O episódio trágico teria abalado o imperador, que ficou perturbado pela culpa. Mas isso não deve ter durado muito e voltou cedo às suas práticas malfaladas, apesar de casar-se novamente em 66, dessa vez com Statilia Messalina, mas a união durou pouco porque ele enfim acabou se deparando o jovem Sporus enquanto andava por um mercado em Roma. Nero viu no menino as feições de Sabina, então resolveu se apossar dele e ordenou que fosse castrado. Foi o soberano romano que lhe atribuiu a nova identidade como Sporus (que significa “Semente”), uma forma de zombaria por causa da incapacidade agora adquirida do moço de se reproduzir, mas ele também chamava o seu catamito de Sabina por causa da semelhança com a sua esposa que assassinou. Nero decidiu casar-se com Sporus em um ato público em 67, anunciando que o jovem era sua mulher. Sporus agora se vestia como uma legítima imperatriz e contava com uma camareira especialmente designada para assegurar que o visual estivesse nos conformes da etiqueta social e alinhamento estético das refinadas senhoras da alta elite romana. Publicamente o imperador não resguardava as demonstrações de afeto para sua nova cônjuge, mas, apesar de ser evidenciado como esposa de Nero, Sporus não tinha autoridade de uma imperatriz convencional e o fato de ser um catamito eunuco de procedência escrava afetava bastante essa condição. Além disso, a rejeição a Sporus era evidente e comumente era assunto nas fofocas e difamações nos corredores do poder e ruas de Roma e a impopularidade de Nero também não ajudava a amenizar a posição de Sporus.

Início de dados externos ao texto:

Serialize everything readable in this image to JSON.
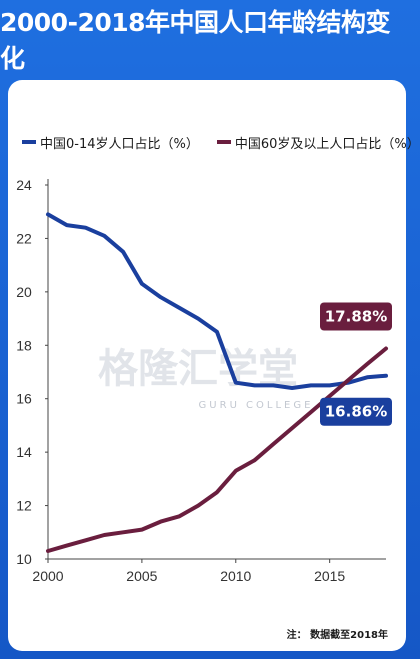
{
  "title": "2000-2018年中国人口年龄结构变化",
  "note": "注： 数据截至2018年",
  "watermark": {
    "main": "格隆汇学堂",
    "sub": "GURU COLLEGE"
  },
  "colors": {
    "series_0_14": "#1a3f9e",
    "series_60": "#6a1e3e",
    "background": "#1f6fe0"
  },
  "chart_data": {
    "type": "line",
    "ylim": [
      10,
      24
    ],
    "xlim": [
      2000,
      2018
    ],
    "y_ticks": [
      "24",
      "22",
      "20",
      "18",
      "16",
      "14",
      "12",
      "10"
    ],
    "x_ticks": [
      "2000",
      "2005",
      "2010",
      "2015"
    ],
    "grid": false,
    "legend_position": "top",
    "series": [
      {
        "name": "中国0-14岁人口占比（%）",
        "color": "#1a3f9e",
        "x": [
          2000,
          2001,
          2002,
          2003,
          2004,
          2005,
          2006,
          2007,
          2008,
          2009,
          2010,
          2011,
          2012,
          2013,
          2014,
          2015,
          2016,
          2017,
          2018
        ],
        "values": [
          22.9,
          22.5,
          22.4,
          22.1,
          21.5,
          20.3,
          19.8,
          19.4,
          19.0,
          18.5,
          16.6,
          16.5,
          16.5,
          16.4,
          16.5,
          16.5,
          16.6,
          16.8,
          16.86
        ],
        "end_label": "16.86%"
      },
      {
        "name": "中国60岁及以上人口占比（%）",
        "color": "#6a1e3e",
        "x": [
          2000,
          2001,
          2002,
          2003,
          2004,
          2005,
          2006,
          2007,
          2008,
          2009,
          2010,
          2011,
          2012,
          2013,
          2014,
          2015,
          2016,
          2017,
          2018
        ],
        "values": [
          10.3,
          10.5,
          10.7,
          10.9,
          11.0,
          11.1,
          11.4,
          11.6,
          12.0,
          12.5,
          13.3,
          13.7,
          14.3,
          14.9,
          15.5,
          16.1,
          16.7,
          17.3,
          17.88
        ],
        "end_label": "17.88%"
      }
    ]
  }
}
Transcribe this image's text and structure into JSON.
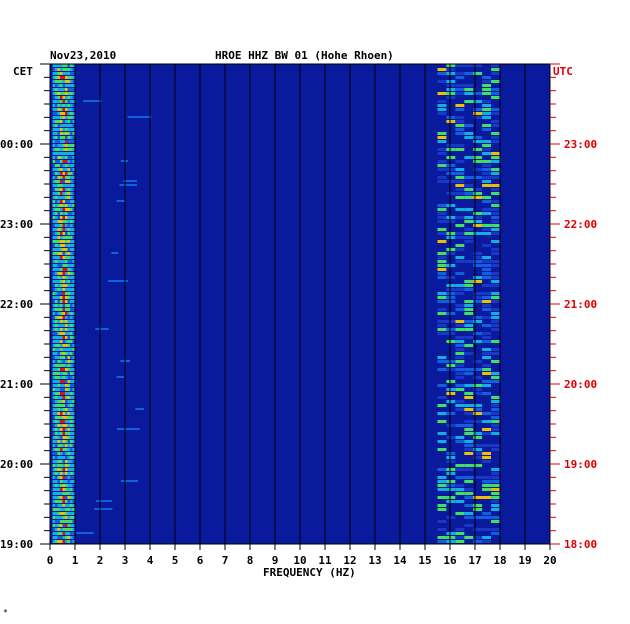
{
  "chart_data": {
    "type": "heatmap",
    "date": "Nov23,2010",
    "title": "HROE HHZ BW 01 (Hohe Rhoen)",
    "left_axis_label": "CET",
    "right_axis_label": "UTC",
    "xlabel": "FREQUENCY (HZ)",
    "xlim": [
      0,
      20
    ],
    "x_ticks": [
      "0",
      "1",
      "2",
      "3",
      "4",
      "5",
      "6",
      "7",
      "8",
      "9",
      "10",
      "11",
      "12",
      "13",
      "14",
      "15",
      "16",
      "17",
      "18",
      "19",
      "20"
    ],
    "cet_ticks": [
      "00:00",
      "23:00",
      "22:00",
      "21:00",
      "20:00",
      "19:00"
    ],
    "utc_ticks": [
      "23:00",
      "22:00",
      "21:00",
      "20:00",
      "19:00",
      "18:00"
    ],
    "background_color": "#0a1a9c",
    "accent_colors": {
      "utc": "#dd0000",
      "grid": "#000000"
    },
    "bands": [
      {
        "name": "low-frequency band",
        "from_hz": 0.1,
        "to_hz": 1.0,
        "intensity": "high"
      },
      {
        "name": "high-frequency band",
        "from_hz": 15.5,
        "to_hz": 18.0,
        "intensity": "medium"
      }
    ],
    "footer_mark": "*"
  }
}
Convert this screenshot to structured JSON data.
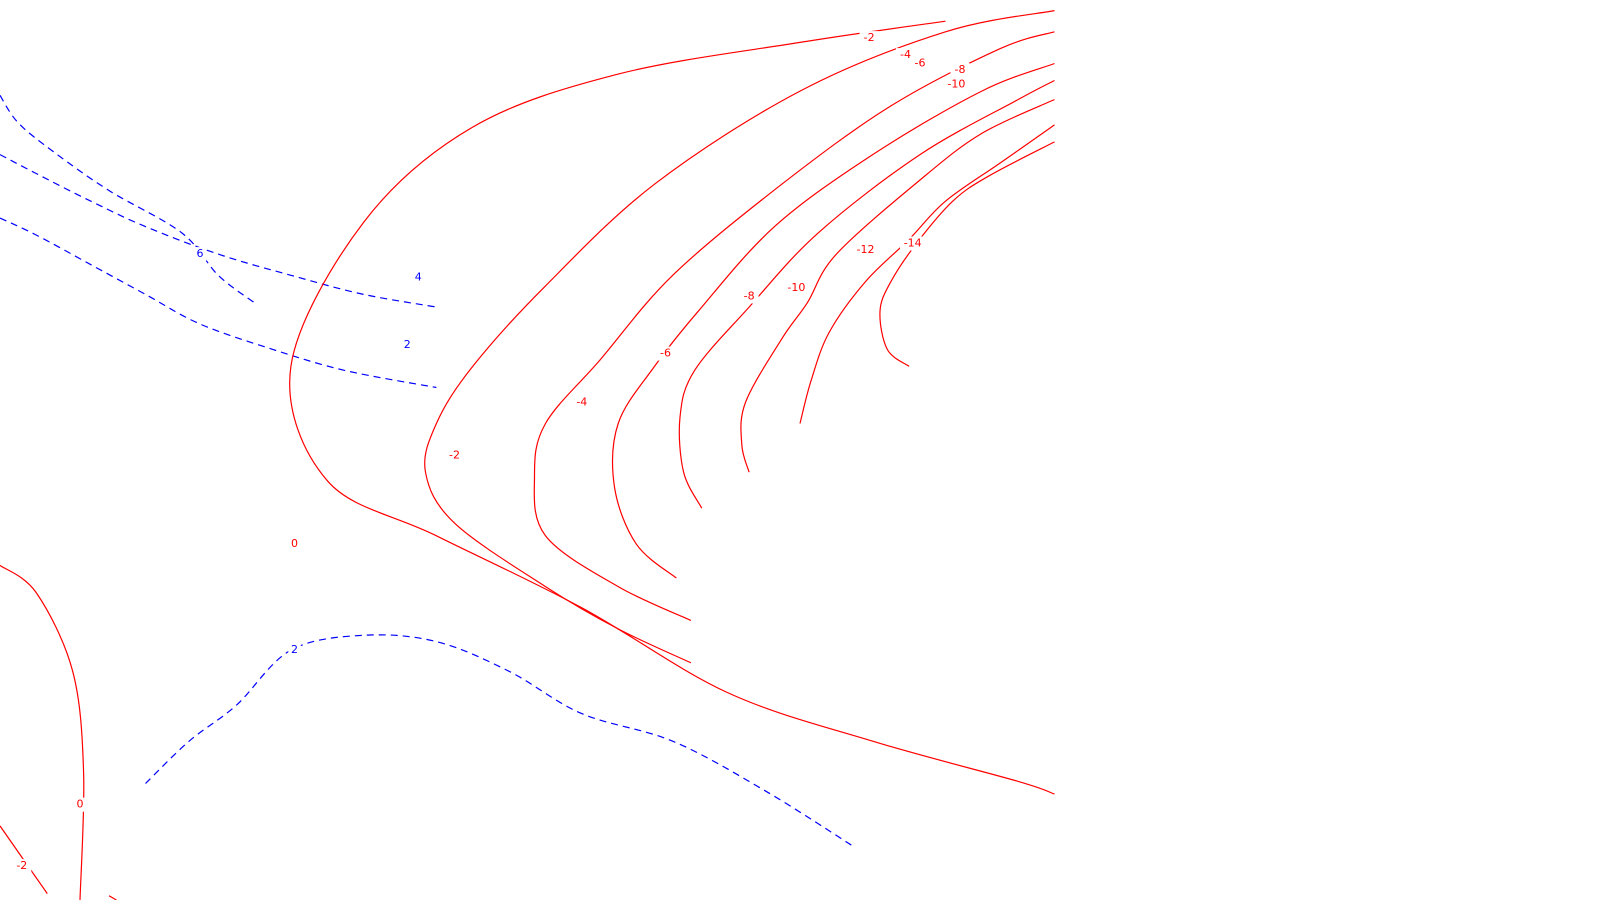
{
  "chart_data": {
    "type": "contour",
    "colors": {
      "positive": "#0000ff",
      "negative": "#ff0000"
    },
    "line_styles": {
      "positive": "dashed",
      "negative": "solid"
    },
    "contours": [
      {
        "id": "p6",
        "level": 6,
        "label": "6",
        "points": [
          [
            0,
            1
          ],
          [
            0.5,
            0.87
          ],
          [
            1.5,
            0.73
          ],
          [
            3,
            0.55
          ],
          [
            5,
            0.35
          ],
          [
            6,
            0.15
          ],
          [
            7,
            0.02
          ]
        ]
      },
      {
        "id": "p4",
        "level": 4,
        "label": "4",
        "points": [
          [
            0,
            0.72
          ],
          [
            1,
            0.63
          ],
          [
            2.5,
            0.5
          ],
          [
            4,
            0.38
          ],
          [
            6,
            0.25
          ],
          [
            8,
            0.15
          ],
          [
            10,
            0.06
          ],
          [
            12,
            0
          ]
        ]
      },
      {
        "id": "p2a",
        "level": 2,
        "label": "2",
        "points": [
          [
            0,
            0.42
          ],
          [
            1,
            0.34
          ],
          [
            2.5,
            0.2
          ],
          [
            4,
            0.06
          ],
          [
            5.5,
            -0.08
          ],
          [
            7.5,
            -0.2
          ],
          [
            9.5,
            -0.3
          ],
          [
            12,
            -0.38
          ]
        ]
      },
      {
        "id": "p2b",
        "level": 2,
        "label": "2",
        "points": [
          [
            4,
            -2.25
          ],
          [
            5.2,
            -2.05
          ],
          [
            6.5,
            -1.88
          ],
          [
            8,
            -1.62
          ],
          [
            10,
            -1.55
          ],
          [
            12,
            -1.58
          ],
          [
            14,
            -1.72
          ],
          [
            16,
            -1.92
          ],
          [
            18.5,
            -2.05
          ],
          [
            21,
            -2.28
          ],
          [
            23.5,
            -2.55
          ]
        ]
      },
      {
        "id": "n0a",
        "level": 0,
        "label": "0",
        "points": [
          [
            0,
            -1.22
          ],
          [
            1,
            -1.35
          ],
          [
            2,
            -1.72
          ],
          [
            2.3,
            -2.2
          ],
          [
            2.2,
            -2.8
          ]
        ]
      },
      {
        "id": "n0b",
        "level": 0,
        "label": "0",
        "points": [
          [
            29,
            -2.3
          ],
          [
            28,
            -2.24
          ],
          [
            24,
            -2.05
          ],
          [
            20,
            -1.82
          ],
          [
            16,
            -1.42
          ],
          [
            12,
            -1.08
          ],
          [
            9,
            -0.82
          ],
          [
            8,
            -0.28
          ],
          [
            10,
            0.4
          ],
          [
            13,
            0.85
          ],
          [
            17,
            1.1
          ],
          [
            22,
            1.25
          ],
          [
            26,
            1.35
          ]
        ]
      },
      {
        "id": "n2b",
        "level": -2,
        "label": "-2",
        "points": [
          [
            19,
            -1.68
          ],
          [
            17,
            -1.52
          ],
          [
            15,
            -1.32
          ],
          [
            12.5,
            -1.02
          ],
          [
            11.7,
            -0.78
          ],
          [
            12,
            -0.55
          ],
          [
            13,
            -0.28
          ],
          [
            15,
            0.1
          ],
          [
            18,
            0.58
          ],
          [
            22,
            1.02
          ],
          [
            26,
            1.3
          ],
          [
            29,
            1.4
          ]
        ]
      },
      {
        "id": "n4",
        "level": -4,
        "label": "-4",
        "points": [
          [
            19,
            -1.48
          ],
          [
            17,
            -1.32
          ],
          [
            15,
            -1.08
          ],
          [
            14.7,
            -0.8
          ],
          [
            15,
            -0.55
          ],
          [
            16.5,
            -0.25
          ],
          [
            18.5,
            0.15
          ],
          [
            21.5,
            0.58
          ],
          [
            24.5,
            0.95
          ],
          [
            27.5,
            1.22
          ],
          [
            29,
            1.3
          ]
        ]
      },
      {
        "id": "n6",
        "level": -6,
        "label": "-6",
        "points": [
          [
            18.6,
            -1.28
          ],
          [
            17.5,
            -1.12
          ],
          [
            16.9,
            -0.85
          ],
          [
            17,
            -0.55
          ],
          [
            18,
            -0.28
          ],
          [
            19.2,
            -0.02
          ],
          [
            21.3,
            0.38
          ],
          [
            24,
            0.72
          ],
          [
            27,
            1.02
          ],
          [
            29,
            1.15
          ]
        ]
      },
      {
        "id": "n8",
        "level": -8,
        "label": "-8",
        "points": [
          [
            19.3,
            -0.95
          ],
          [
            18.8,
            -0.78
          ],
          [
            18.7,
            -0.52
          ],
          [
            19.1,
            -0.3
          ],
          [
            20.6,
            0
          ],
          [
            22.5,
            0.35
          ],
          [
            25.3,
            0.72
          ],
          [
            28,
            0.98
          ],
          [
            29,
            1.07
          ]
        ]
      },
      {
        "id": "n10",
        "level": -10,
        "label": "-10",
        "points": [
          [
            20.6,
            -0.78
          ],
          [
            20.4,
            -0.65
          ],
          [
            20.5,
            -0.45
          ],
          [
            21.5,
            -0.15
          ],
          [
            22.2,
            0.02
          ],
          [
            23,
            0.25
          ],
          [
            25.3,
            0.6
          ],
          [
            27,
            0.82
          ],
          [
            29,
            0.98
          ]
        ]
      },
      {
        "id": "n12",
        "level": -12,
        "label": "-12",
        "points": [
          [
            22,
            -0.55
          ],
          [
            22.3,
            -0.35
          ],
          [
            22.8,
            -0.12
          ],
          [
            23.8,
            0.12
          ],
          [
            25,
            0.32
          ],
          [
            26,
            0.5
          ],
          [
            27.5,
            0.68
          ],
          [
            29,
            0.86
          ]
        ]
      },
      {
        "id": "n14",
        "level": -14,
        "label": "-14",
        "points": [
          [
            25,
            -0.28
          ],
          [
            24.4,
            -0.2
          ],
          [
            24.2,
            -0.02
          ],
          [
            24.5,
            0.12
          ],
          [
            25.2,
            0.3
          ],
          [
            26.2,
            0.5
          ],
          [
            27.2,
            0.62
          ],
          [
            29,
            0.78
          ]
        ]
      },
      {
        "id": "n2a",
        "level": -2,
        "label": "-2",
        "points": [
          [
            0,
            -2.45
          ],
          [
            1.3,
            -2.77
          ]
        ]
      },
      {
        "id": "n2c",
        "level": -2,
        "label": "",
        "points": [
          [
            3,
            -2.78
          ],
          [
            3.2,
            -2.8
          ]
        ]
      }
    ],
    "labels": [
      {
        "id": "l1",
        "text": "6",
        "at": [
          5.5,
          0.25
        ],
        "kind": "pos"
      },
      {
        "id": "l2",
        "text": "4",
        "at": [
          11.5,
          0.14
        ],
        "kind": "pos"
      },
      {
        "id": "l3",
        "text": "2",
        "at": [
          11.2,
          -0.18
        ],
        "kind": "pos"
      },
      {
        "id": "l4",
        "text": "2",
        "at": [
          8.1,
          -1.62
        ],
        "kind": "pos"
      },
      {
        "id": "l5",
        "text": "-2",
        "at": [
          23.9,
          1.27
        ],
        "kind": "neg"
      },
      {
        "id": "l6",
        "text": "-4",
        "at": [
          24.9,
          1.19
        ],
        "kind": "neg"
      },
      {
        "id": "l7",
        "text": "-6",
        "at": [
          25.3,
          1.15
        ],
        "kind": "neg"
      },
      {
        "id": "l8",
        "text": "-8",
        "at": [
          26.4,
          1.12
        ],
        "kind": "neg"
      },
      {
        "id": "l9",
        "text": "-10",
        "at": [
          26.3,
          1.05
        ],
        "kind": "neg"
      },
      {
        "id": "l10",
        "text": "-14",
        "at": [
          25.1,
          0.3
        ],
        "kind": "neg"
      },
      {
        "id": "l11",
        "text": "-12",
        "at": [
          23.8,
          0.27
        ],
        "kind": "neg"
      },
      {
        "id": "l12",
        "text": "-10",
        "at": [
          21.9,
          0.09
        ],
        "kind": "neg"
      },
      {
        "id": "l13",
        "text": "-8",
        "at": [
          20.6,
          0.05
        ],
        "kind": "neg"
      },
      {
        "id": "l14",
        "text": "-6",
        "at": [
          18.3,
          -0.22
        ],
        "kind": "neg"
      },
      {
        "id": "l15",
        "text": "-4",
        "at": [
          16,
          -0.45
        ],
        "kind": "neg"
      },
      {
        "id": "l16",
        "text": "-2",
        "at": [
          12.5,
          -0.7
        ],
        "kind": "neg"
      },
      {
        "id": "l17",
        "text": "0",
        "at": [
          8.1,
          -1.12
        ],
        "kind": "neg"
      },
      {
        "id": "l18",
        "text": "0",
        "at": [
          2.2,
          -2.35
        ],
        "kind": "neg"
      },
      {
        "id": "l19",
        "text": "-2",
        "at": [
          0.6,
          -2.64
        ],
        "kind": "neg"
      }
    ],
    "xlim": [
      0,
      44
    ],
    "ylim": [
      -2.8,
      1.45
    ],
    "grid": false,
    "axes_visible": false,
    "legend": "none"
  }
}
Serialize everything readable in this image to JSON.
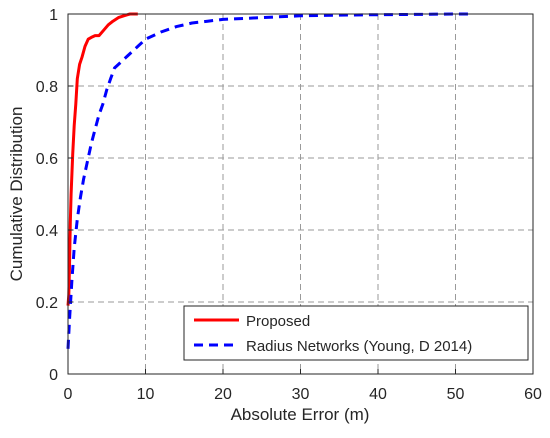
{
  "chart_data": {
    "type": "line",
    "title": "",
    "xlabel": "Absolute Error (m)",
    "ylabel": "Cumulative Distribution",
    "xlim": [
      0,
      60
    ],
    "ylim": [
      0,
      1
    ],
    "xticks": [
      "0",
      "10",
      "20",
      "30",
      "40",
      "50",
      "60"
    ],
    "yticks": [
      "0",
      "0.2",
      "0.4",
      "0.6",
      "0.8",
      "1"
    ],
    "grid": true,
    "legend_position": "bottom-right",
    "series": [
      {
        "name": "Proposed",
        "color": "#ff0000",
        "style": "solid",
        "x": [
          0,
          0.1,
          0.2,
          0.3,
          0.4,
          0.6,
          0.8,
          1.0,
          1.2,
          1.5,
          1.8,
          2.2,
          2.6,
          3.0,
          3.5,
          4.0,
          4.6,
          5.2,
          5.8,
          6.5,
          7.2,
          8.0,
          9.0
        ],
        "y": [
          0.19,
          0.22,
          0.3,
          0.42,
          0.5,
          0.61,
          0.69,
          0.75,
          0.82,
          0.86,
          0.88,
          0.91,
          0.93,
          0.935,
          0.94,
          0.94,
          0.955,
          0.97,
          0.98,
          0.99,
          0.995,
          1.0,
          1.0
        ]
      },
      {
        "name": "Radius Networks (Young, D 2014)",
        "color": "#0000ff",
        "style": "dashed",
        "x": [
          0,
          0.2,
          0.5,
          0.8,
          1.2,
          1.6,
          2.0,
          2.5,
          3.0,
          3.5,
          4.0,
          4.5,
          5.0,
          5.5,
          6.0,
          7.0,
          8.0,
          9.0,
          10.0,
          12.0,
          14.0,
          16.0,
          18.0,
          20.0,
          25.0,
          30.0,
          35.0,
          40.0,
          45.0,
          50.0,
          52.0
        ],
        "y": [
          0.07,
          0.15,
          0.26,
          0.35,
          0.43,
          0.49,
          0.54,
          0.59,
          0.64,
          0.68,
          0.72,
          0.75,
          0.79,
          0.82,
          0.85,
          0.87,
          0.89,
          0.91,
          0.93,
          0.95,
          0.965,
          0.975,
          0.98,
          0.985,
          0.99,
          0.995,
          0.997,
          0.998,
          0.999,
          1.0,
          1.0
        ]
      }
    ]
  }
}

Um curioso episódio do casamento entre Nero e Sporus é o discutido presente dado pela esposa ao seu marido imperial no ano novo de 68: um belo anel com representações alusivas ao mito grego de Perséfone e Hades. Conforme a famosa narrativa mitológica, Perséfone era uma jovem inocente que foi capturada e violada pelo Senhor do Submundo, sendo depois mantida ao seu lado como esposa nos sombrios domínios Hades. Seria uma indireta ou um presságio? O fato é que Nero mal chegaria à metade do ano.

Nero caiu em desgraça não por culpa de Sporus, mas por ser um péssimo governante. Fato evidenciado quanto o Senado, farto de seus abusos e incompetência, resolveu declarar o imperador inimigo público oficialmente. Nero viu-se obrigado a fugir da insurreição, mas sabia que não teria onde se esconder. O desfecho é bem conhecido: ele acabou ordenando que um serviçal próximo cortasse sua garganta para evitar cair nas mãos de seus inimigos.    A viúva Sporus também acabou sendo arrastada para o turbilhão da queda de Nero. Ele ficou brevemente sob os cuidados do pretoriano Nymphidius Sabinus, que também fez do catamito sua esposa até que o militar morreu no contexto das rebeliões políticas, pois tentou ser coroado imperador. Daí então Otho (Marcus Salvius Otho), o ex-amigo de Nero que foi traído e perdeu sua esposa, assumiu o império e a propriedade de Sporus por apenas 3 meses até se matar, ocasião em que Aulus Vitellius Germanicus foi declarado imperador pelo Senado. Vitellius não tinha nenhuma intenção de proteger Sporus e planejou utilizar o rapaz em uma exibição vexatória num espetáculo em que representaria a Perséfone violada e raptada por Hades para a diversão dos expectadores. Depois de todas as experiências vivenciadas em menos de 20 anos de existência, Sporus decidiu se matar para evitar a humilhação pública.